The bidder, target, Australian Securities Investment Corporation (ASIC) or any other person whose interests are affected can apply to the Takeovers Panel for a declaration of unacceptable circumstances. For example:

  • A target (or potential target) may approach the Panel where they believe that shareholders are acting in concert without disclosing that fact, or if they believe that a bidder’s offer document is misleading.
  • A bidder may approach the Panel where a target engages in “frustrating actions” that may prevent an actual or potential bid from proceeding without giving target shareholders opportunity to choose between alternative strategies for the company.

The Panel must consider, amongst other things:

  • Whether the circumstances appear to have an unacceptable effect.
  • The core principles in section 602 of the Corporations Act, such as the principle of an efficient, competitive and informed market, the requirement for transparency about the identity of a bidder and the importance of equal treatment of target shareholders.
  • Whether there has been a breach of specific requirements of the Corporations Act for the conduct of takeovers.
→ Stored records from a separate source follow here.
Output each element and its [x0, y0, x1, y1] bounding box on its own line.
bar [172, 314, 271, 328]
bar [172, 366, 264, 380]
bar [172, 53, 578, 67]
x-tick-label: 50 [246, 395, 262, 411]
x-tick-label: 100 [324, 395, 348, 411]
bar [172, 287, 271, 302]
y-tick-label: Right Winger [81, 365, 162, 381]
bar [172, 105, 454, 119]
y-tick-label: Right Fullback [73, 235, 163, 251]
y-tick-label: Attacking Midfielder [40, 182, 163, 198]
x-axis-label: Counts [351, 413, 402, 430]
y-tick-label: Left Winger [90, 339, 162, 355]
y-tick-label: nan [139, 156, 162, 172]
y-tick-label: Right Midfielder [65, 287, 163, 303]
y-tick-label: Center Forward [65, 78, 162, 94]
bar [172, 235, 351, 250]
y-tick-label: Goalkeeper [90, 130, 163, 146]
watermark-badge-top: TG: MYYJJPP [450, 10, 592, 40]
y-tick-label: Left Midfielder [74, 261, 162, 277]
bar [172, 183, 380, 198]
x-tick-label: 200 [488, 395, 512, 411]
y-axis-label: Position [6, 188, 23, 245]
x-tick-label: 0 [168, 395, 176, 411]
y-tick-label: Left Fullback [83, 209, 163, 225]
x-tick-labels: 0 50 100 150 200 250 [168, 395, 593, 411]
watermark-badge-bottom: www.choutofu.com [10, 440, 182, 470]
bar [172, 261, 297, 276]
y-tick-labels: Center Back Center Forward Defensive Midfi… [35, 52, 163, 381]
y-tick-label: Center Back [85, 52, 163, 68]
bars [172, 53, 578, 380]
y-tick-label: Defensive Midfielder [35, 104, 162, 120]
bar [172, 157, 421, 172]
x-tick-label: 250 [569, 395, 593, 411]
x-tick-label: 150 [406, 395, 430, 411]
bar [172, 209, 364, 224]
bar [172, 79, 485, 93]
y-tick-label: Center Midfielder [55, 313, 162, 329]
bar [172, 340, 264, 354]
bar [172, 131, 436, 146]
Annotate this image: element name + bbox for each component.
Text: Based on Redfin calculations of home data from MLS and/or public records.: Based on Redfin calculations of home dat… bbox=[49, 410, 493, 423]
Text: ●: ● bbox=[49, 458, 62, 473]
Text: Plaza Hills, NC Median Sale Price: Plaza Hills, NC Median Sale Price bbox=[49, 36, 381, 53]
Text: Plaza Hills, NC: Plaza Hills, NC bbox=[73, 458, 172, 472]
The Panel may find “unacceptable circumstances” even if there is no breach of the law.

“What’s in it for me?”

A takeover can be a highly stressful process at “the best of times”. In the current environment, Boards are already navigating more uncertainty than usual, and directors’ emotional and intellectual reserves may be deleted.

Taking some time to gather resources and “war game” a hypothetical unsolicited bid will put the Board in a better position to respond logically and skilfully even in a highly volatile business landscape. The side benefit of gaining a better understanding of the company’s inherent value and market context may also enable the board to take proactive action and implement a strategic transaction of their own.

DISCLAIMER: Because of the generality of this update, the information provided herein may not be applicable in all situations and should not be acted upon without specific legal advice based on particular situations.